Seattle plumber Evan Conklin is very angry at HelpHive. He made his feelings plain in a comment on one of my posts about the company. Now the Seattle blog TechFlash posts that part of Conklin’s anger is about call tracking:
That was until last Friday when Conklin stumbled upon HelpHive, a Seattle online directory of local service providers. Conklin couldn’t believe what he saw. His business listing on HelpHive included a phone number, but it wasn’t the one he’d used for the past 30 years. It was a new number generated and controlled by HelpHive, a proxy number of sorts that the Internet upstart had set up to track calls it was passing on to the plumber.
Conklin was appalled with the idea that a third-party Web site could create a new phone number for his business, thinking that it was simply a way to get between him and his customer and to eventually start charging him for leads. “They have no right to do that,” said Conklin.”These guys are like vampires, sitting behind laptops siphoning off business.”

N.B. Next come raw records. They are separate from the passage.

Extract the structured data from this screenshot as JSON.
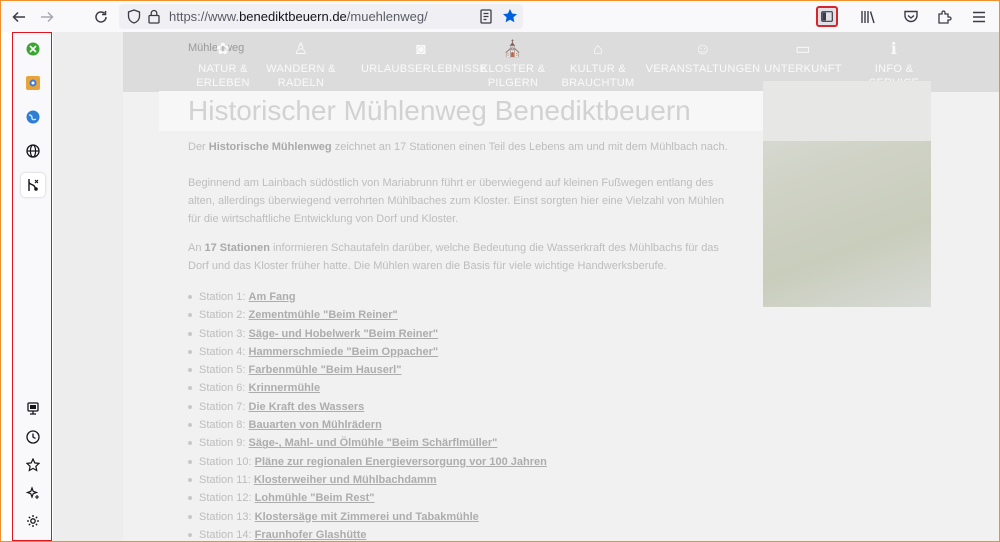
{
  "browser": {
    "url_prefix": "https://www.",
    "url_domain": "benediktbeuern.de",
    "url_path": "/muehlenweg/"
  },
  "site": {
    "breadcrumb": "Mühlenweg",
    "nav": [
      {
        "label": "NATUR & ERLEBEN",
        "icon": "flower-icon"
      },
      {
        "label": "WANDERN & RADELN",
        "icon": "hiker-icon"
      },
      {
        "label": "URLAUBSERLEBNISSE",
        "icon": "camera-icon"
      },
      {
        "label": "KLOSTER & PILGERN",
        "icon": "monastery-icon"
      },
      {
        "label": "KULTUR & BRAUCHTUM",
        "icon": "museum-icon"
      },
      {
        "label": "VERANSTALTUNGEN",
        "icon": "mask-icon"
      },
      {
        "label": "UNTERKUNFT",
        "icon": "bed-icon"
      },
      {
        "label": "INFO & SERVICE",
        "icon": "info-icon"
      }
    ],
    "title": "Historischer Mühlenweg Benediktbeuern",
    "intro_pre": "Der ",
    "intro_bold": "Historische Mühlenweg",
    "intro_post": " zeichnet an 17 Stationen einen Teil des Lebens am und mit dem Mühlbach nach.",
    "para2": "Beginnend am Lainbach südöstlich von Mariabrunn führt er überwiegend auf kleinen Fußwegen entlang des alten, allerdings überwiegend verrohrten Mühlbaches zum Kloster. Einst sorgten hier eine Vielzahl von Mühlen für die wirtschaftliche Entwicklung von Dorf und Kloster.",
    "para3_pre": "An ",
    "para3_bold": "17 Stationen",
    "para3_post": " informieren Schautafeln darüber, welche Bedeutung die Wasserkraft des Mühlbachs für das Dorf und das Kloster früher hatte. Die Mühlen waren die Basis für viele wichtige Handwerksberufe.",
    "stations": [
      {
        "prefix": "Station 1:",
        "name": "Am Fang"
      },
      {
        "prefix": "Station 2:",
        "name": "Zementmühle \"Beim Reiner\""
      },
      {
        "prefix": "Station 3:",
        "name": "Säge- und Hobelwerk \"Beim Reiner\""
      },
      {
        "prefix": "Station 4:",
        "name": "Hammerschmiede \"Beim Oppacher\""
      },
      {
        "prefix": "Station 5:",
        "name": "Farbenmühle \"Beim Hauserl\""
      },
      {
        "prefix": "Station 6:",
        "name": "Krinnermühle"
      },
      {
        "prefix": "Station 7:",
        "name": "Die Kraft des Wassers"
      },
      {
        "prefix": "Station 8:",
        "name": "Bauarten von Mühlrädern"
      },
      {
        "prefix": "Station 9:",
        "name": "Säge-, Mahl- und Ölmühle \"Beim Schärflmüller\""
      },
      {
        "prefix": "Station 10:",
        "name": "Pläne zur regionalen Energieversorgung vor 100 Jahren"
      },
      {
        "prefix": "Station 11:",
        "name": "Klosterweiher und Mühlbachdamm"
      },
      {
        "prefix": "Station 12:",
        "name": "Lohmühle \"Beim Rest\""
      },
      {
        "prefix": "Station 13:",
        "name": "Klostersäge mit Zimmerei und Tabakmühle"
      },
      {
        "prefix": "Station 14:",
        "name": "Fraunhofer Glashütte"
      }
    ]
  },
  "colors": {
    "frame_border": "#f0902c",
    "highlight_border": "#e0141e",
    "bookmark_star": "#0060df"
  }
}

The questions this dispute raises (again) are:
- Who owns SMB data? (facts are public in the US and cannot be copyrighted)
- Can companies swap in things like call tracking numbers (very widespread) or other similar lead capture devices without the consent of the business itself?
We’ll see if Conklin goes so far as to file a suit against HelpHive. If he were to, does anyone know of cases in this area that may have resolved the question of whether call-tracking or similar devices can be used without an SMB’s prior consent?